Konon, pada suatu hari Sunan Bonang berkata kepada Raden Syahid yang kemudian bernama Sunan Kalijaga “Misalkan, laut dijadikan tinta, dan daun-daun di seluruh jagat ini dijadikan kertasnya, masih belum cukup untuk menuliskan ilmu Allah, Ki Sanak”.Ujarnya. “Tidak sebanyak itu yang saya mau tuntut. Saya cuma perlu satu titik. Di titik Ba itu, Kanjeng”. Balas Raden Syahid dengan tenang.
Penggalan percakapan Sunan Bonang dan Raden Syahid di atas bila kita renungi dengan khusyuk, akan menyadarkan kita bahwa ilmu yang diberikan Allah kepada manusia sangat terbatas. Sehebat apa pun dan secanggih apa pun alat-alat yang diciptakan manusia niscaya belum mencapai ketinggian ilmu Allah, seperti yang difirmankan-NYA “Tidaklah aku berikan ilmu kepada kalian kecuali hanya sedikit” (QS. Al-Israa: 85).

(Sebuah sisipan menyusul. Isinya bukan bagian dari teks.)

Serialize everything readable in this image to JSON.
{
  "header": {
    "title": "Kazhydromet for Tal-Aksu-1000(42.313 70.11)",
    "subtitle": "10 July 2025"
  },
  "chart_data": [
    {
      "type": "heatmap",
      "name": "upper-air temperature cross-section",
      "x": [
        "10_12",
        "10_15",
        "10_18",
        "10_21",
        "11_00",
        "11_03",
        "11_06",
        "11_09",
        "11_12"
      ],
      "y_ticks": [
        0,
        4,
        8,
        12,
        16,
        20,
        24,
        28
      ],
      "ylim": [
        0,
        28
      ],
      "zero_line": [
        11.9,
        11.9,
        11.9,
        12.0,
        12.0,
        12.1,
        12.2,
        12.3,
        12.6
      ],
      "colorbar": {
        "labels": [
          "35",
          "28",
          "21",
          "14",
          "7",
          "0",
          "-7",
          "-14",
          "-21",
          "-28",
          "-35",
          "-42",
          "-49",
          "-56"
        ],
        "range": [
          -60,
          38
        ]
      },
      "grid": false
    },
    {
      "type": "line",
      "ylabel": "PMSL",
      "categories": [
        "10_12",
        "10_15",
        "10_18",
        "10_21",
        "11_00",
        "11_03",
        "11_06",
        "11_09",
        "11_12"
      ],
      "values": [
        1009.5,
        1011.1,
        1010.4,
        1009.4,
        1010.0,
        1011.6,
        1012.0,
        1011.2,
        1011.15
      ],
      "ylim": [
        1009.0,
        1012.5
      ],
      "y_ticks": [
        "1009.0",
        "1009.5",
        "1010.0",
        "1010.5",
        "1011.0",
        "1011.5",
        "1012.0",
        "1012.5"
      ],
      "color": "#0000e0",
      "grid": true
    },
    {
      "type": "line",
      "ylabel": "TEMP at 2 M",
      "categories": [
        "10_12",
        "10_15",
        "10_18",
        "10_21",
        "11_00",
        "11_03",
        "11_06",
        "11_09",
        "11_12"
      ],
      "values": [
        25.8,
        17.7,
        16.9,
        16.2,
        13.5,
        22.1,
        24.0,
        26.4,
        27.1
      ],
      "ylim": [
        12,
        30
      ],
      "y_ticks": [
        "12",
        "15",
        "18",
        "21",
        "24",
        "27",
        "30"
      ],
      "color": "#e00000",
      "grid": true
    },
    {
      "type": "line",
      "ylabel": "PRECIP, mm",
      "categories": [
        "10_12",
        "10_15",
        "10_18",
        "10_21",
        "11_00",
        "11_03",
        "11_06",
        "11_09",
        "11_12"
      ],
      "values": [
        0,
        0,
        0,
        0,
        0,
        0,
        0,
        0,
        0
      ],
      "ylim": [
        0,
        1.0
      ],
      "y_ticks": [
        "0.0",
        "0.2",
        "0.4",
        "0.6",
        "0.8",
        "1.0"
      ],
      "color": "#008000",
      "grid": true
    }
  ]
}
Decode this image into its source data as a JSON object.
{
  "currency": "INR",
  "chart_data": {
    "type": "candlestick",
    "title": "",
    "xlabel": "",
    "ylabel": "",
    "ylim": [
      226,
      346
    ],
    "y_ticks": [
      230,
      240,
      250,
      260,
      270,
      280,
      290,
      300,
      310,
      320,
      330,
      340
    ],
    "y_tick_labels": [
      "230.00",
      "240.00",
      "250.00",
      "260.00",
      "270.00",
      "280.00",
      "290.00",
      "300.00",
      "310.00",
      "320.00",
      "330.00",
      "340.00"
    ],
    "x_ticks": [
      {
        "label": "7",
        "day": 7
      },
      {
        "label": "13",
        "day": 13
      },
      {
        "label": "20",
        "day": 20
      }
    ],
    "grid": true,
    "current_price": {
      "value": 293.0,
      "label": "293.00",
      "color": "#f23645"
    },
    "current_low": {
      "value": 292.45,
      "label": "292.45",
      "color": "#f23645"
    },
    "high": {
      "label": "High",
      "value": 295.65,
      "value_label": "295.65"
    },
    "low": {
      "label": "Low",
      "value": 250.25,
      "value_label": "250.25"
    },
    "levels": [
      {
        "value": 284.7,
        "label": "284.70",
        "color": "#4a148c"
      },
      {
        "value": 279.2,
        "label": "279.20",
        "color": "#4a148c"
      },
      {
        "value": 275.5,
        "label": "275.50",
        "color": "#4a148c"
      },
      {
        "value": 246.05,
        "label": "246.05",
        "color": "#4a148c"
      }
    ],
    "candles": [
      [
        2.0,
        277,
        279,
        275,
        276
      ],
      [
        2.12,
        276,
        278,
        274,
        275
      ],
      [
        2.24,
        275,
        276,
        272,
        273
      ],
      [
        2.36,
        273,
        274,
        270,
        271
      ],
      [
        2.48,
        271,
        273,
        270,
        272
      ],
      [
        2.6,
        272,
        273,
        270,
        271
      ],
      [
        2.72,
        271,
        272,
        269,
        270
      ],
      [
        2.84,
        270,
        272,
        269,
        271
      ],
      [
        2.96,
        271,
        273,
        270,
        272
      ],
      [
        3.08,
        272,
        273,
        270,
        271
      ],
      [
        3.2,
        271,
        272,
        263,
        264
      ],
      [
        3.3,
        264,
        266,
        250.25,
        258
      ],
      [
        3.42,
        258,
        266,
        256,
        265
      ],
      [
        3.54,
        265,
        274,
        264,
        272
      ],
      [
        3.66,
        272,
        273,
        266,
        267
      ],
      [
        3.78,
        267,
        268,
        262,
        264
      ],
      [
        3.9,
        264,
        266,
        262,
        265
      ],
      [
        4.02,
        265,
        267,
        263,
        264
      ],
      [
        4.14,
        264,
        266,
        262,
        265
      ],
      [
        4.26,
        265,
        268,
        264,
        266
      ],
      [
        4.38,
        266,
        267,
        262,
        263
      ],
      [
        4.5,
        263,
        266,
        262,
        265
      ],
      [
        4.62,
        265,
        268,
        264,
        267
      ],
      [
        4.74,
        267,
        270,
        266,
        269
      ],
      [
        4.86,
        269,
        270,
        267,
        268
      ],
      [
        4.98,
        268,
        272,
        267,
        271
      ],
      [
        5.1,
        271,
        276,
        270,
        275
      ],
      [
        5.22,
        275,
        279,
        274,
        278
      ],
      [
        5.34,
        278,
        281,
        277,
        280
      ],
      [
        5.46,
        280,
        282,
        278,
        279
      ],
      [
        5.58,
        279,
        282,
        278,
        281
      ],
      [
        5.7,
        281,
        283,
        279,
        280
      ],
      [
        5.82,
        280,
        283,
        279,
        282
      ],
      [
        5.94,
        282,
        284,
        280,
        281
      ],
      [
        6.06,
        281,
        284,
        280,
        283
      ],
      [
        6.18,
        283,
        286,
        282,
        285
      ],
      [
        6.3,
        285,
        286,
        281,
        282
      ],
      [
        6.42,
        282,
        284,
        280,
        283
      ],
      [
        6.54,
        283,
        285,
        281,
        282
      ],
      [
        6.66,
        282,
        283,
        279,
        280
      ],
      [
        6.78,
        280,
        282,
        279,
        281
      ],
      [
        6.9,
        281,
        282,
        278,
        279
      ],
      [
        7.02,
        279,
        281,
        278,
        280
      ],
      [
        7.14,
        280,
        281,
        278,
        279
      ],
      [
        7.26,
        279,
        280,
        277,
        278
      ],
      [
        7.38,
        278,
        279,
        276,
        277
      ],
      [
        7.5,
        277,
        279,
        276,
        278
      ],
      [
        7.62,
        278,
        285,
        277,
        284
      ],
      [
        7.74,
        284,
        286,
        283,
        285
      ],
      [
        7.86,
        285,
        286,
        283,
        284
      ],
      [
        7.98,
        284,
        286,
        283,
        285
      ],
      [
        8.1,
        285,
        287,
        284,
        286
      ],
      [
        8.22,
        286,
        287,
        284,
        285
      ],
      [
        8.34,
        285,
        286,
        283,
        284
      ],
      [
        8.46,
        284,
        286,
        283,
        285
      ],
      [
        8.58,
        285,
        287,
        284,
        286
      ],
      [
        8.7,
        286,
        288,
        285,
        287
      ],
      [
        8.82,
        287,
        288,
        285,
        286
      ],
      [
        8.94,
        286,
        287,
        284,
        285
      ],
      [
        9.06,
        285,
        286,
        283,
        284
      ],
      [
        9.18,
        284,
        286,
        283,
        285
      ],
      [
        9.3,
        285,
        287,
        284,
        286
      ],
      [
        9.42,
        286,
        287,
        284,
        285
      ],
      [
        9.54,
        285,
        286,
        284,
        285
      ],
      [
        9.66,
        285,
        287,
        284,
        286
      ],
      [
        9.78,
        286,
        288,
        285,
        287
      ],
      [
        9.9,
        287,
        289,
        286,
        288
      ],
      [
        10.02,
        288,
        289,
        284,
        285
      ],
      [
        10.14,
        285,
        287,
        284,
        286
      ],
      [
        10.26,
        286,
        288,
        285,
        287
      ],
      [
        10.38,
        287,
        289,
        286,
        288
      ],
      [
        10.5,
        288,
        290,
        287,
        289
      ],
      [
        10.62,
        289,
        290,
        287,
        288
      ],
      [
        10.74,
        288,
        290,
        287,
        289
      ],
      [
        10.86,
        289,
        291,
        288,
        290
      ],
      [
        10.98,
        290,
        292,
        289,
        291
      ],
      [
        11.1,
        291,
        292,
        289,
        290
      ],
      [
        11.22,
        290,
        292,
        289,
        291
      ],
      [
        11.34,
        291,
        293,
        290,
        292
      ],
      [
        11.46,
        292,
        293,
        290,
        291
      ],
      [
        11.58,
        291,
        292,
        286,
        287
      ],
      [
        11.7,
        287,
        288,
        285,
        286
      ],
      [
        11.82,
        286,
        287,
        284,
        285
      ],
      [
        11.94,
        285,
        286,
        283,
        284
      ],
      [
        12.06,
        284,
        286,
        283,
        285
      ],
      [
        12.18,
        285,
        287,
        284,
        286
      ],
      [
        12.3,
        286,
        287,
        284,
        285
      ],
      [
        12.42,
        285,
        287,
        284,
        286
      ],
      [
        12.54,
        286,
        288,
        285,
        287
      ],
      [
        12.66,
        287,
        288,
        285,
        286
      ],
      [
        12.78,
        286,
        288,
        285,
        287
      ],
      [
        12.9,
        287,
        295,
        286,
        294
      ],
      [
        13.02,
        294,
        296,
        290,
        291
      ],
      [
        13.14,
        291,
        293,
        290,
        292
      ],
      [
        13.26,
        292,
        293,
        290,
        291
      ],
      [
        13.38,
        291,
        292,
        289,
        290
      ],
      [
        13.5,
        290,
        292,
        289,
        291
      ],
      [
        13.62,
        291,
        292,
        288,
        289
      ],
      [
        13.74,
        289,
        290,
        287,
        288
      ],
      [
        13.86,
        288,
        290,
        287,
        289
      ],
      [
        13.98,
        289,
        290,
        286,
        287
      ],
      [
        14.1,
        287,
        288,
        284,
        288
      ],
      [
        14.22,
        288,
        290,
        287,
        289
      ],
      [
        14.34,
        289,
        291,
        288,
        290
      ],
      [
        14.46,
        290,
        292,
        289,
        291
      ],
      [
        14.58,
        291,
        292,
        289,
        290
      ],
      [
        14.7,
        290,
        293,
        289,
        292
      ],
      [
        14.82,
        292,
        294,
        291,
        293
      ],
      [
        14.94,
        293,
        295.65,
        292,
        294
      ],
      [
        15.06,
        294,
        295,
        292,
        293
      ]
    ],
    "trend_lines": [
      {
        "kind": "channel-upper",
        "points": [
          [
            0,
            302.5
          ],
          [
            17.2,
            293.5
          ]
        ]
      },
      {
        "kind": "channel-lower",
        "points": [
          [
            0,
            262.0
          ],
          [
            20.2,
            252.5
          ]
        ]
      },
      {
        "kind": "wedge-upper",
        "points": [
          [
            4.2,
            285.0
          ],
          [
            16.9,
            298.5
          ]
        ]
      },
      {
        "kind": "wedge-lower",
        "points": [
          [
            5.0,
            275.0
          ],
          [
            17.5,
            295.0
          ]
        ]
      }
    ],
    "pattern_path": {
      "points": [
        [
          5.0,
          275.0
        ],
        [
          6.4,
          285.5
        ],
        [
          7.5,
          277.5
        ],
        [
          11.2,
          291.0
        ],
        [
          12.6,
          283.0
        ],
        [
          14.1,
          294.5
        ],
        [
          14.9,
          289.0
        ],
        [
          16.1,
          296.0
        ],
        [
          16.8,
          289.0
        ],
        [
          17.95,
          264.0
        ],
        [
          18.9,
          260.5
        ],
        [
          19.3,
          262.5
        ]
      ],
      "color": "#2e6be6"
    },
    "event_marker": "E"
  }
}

Sedikit mengulas tentang tradisi menulis dalam Islam, dalam sejarah tercatat bahwa kejayaan Islam pernah teraih melalui budaya baca-tulis. Bahkan Muhammad, nabi akhir zaman, mendapatkan wahyu pertama yang berbias perintah untuk membaca (iqra’) dan menulis (‘allama bi al-qalam).

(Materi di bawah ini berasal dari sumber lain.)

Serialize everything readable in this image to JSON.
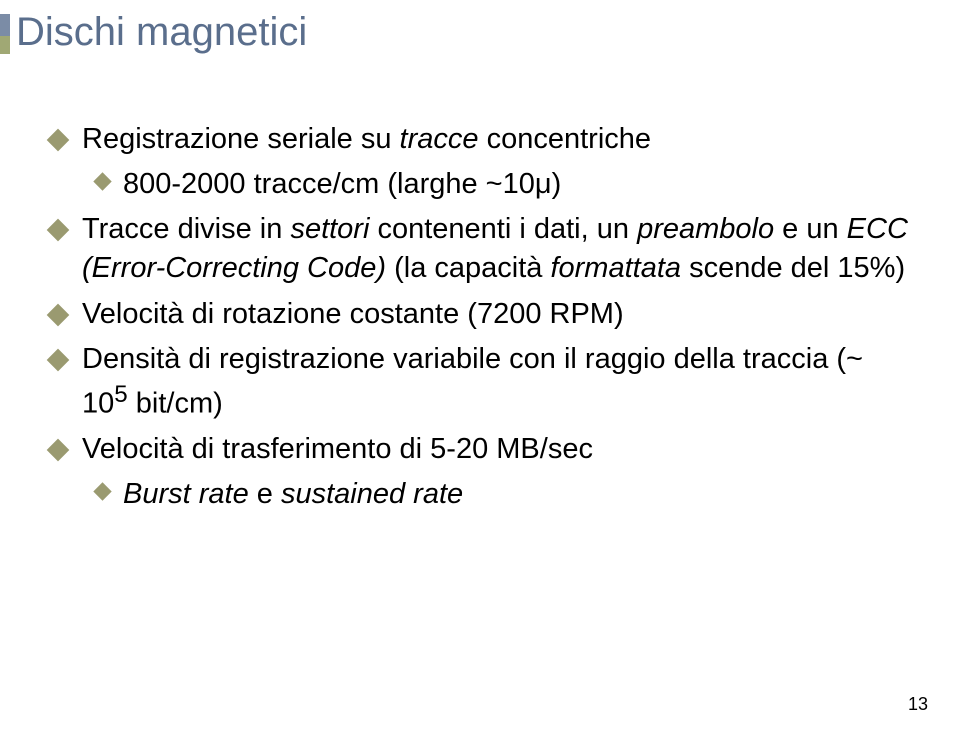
{
  "accent": {
    "top_color": "#7b8ca6",
    "bottom_color": "#a0a874"
  },
  "title": "Dischi magnetici",
  "title_color": "#5a6e8c",
  "bullet_color": "#9a9a70",
  "items": [
    {
      "level": 1,
      "spans": [
        {
          "text": "Registrazione seriale su ",
          "italic": false
        },
        {
          "text": "tracce",
          "italic": true
        },
        {
          "text": " concentriche",
          "italic": false
        }
      ]
    },
    {
      "level": 2,
      "spans": [
        {
          "text": "800-2000 tracce/cm (larghe ~10μ)",
          "italic": false
        }
      ]
    },
    {
      "level": 1,
      "spans": [
        {
          "text": "Tracce divise in ",
          "italic": false
        },
        {
          "text": "settori",
          "italic": true
        },
        {
          "text": " contenenti i dati, un ",
          "italic": false
        },
        {
          "text": "preambolo",
          "italic": true
        },
        {
          "text": " e un ",
          "italic": false
        },
        {
          "text": "ECC (Error-Correcting Code)",
          "italic": true
        },
        {
          "text": " (la capacità ",
          "italic": false
        },
        {
          "text": "formattata",
          "italic": true
        },
        {
          "text": " scende del 15%)",
          "italic": false
        }
      ]
    },
    {
      "level": 1,
      "spans": [
        {
          "text": "Velocità di rotazione costante (7200 RPM)",
          "italic": false
        }
      ]
    },
    {
      "level": 1,
      "spans": [
        {
          "text": "Densità di registrazione variabile con il raggio della traccia (~ 10",
          "italic": false
        },
        {
          "text": "5",
          "italic": false,
          "sup": true
        },
        {
          "text": " bit/cm)",
          "italic": false
        }
      ]
    },
    {
      "level": 1,
      "spans": [
        {
          "text": "Velocità di trasferimento di 5-20 MB/sec",
          "italic": false
        }
      ]
    },
    {
      "level": 2,
      "spans": [
        {
          "text": "Burst rate",
          "italic": true
        },
        {
          "text": " e ",
          "italic": false
        },
        {
          "text": "sustained rate",
          "italic": true
        }
      ]
    }
  ],
  "page_number": "13"
}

Membaca dan menulis adalah media untuk mengantarkan manusia menuju perbaikan. Maka, tidak berlebihan jika Qotâdah, seorang ulama salaf menyatakan:“Menulis adalah nikmat termahal yang diberikan oleh Allah, ia juga sebagai perantara untuk memahami sesuatu. Tanpanya, agama tidak akan berdiri, kehidupan menjadi tidak terarah…” (Tafsîr al-Qurthûbî, 2002).
Jika semangat mengajak membaca dan menulis sudah ada sejak awal datangnya Islam, dan mempunyai posisi yang sangat prinsipil dalam perkembangan Islam, maka, kebudayaan baca-tulis di lingkungan kita –yang notebene lembaga pendidikan Islam– seyogyanya bisa dijadikan tradisi oleh seluruh elemen di lembaga ini. Yuk, menulis! Mari kita lahirkan santri-santri dan guru-guru yang produktif menulis. Amin.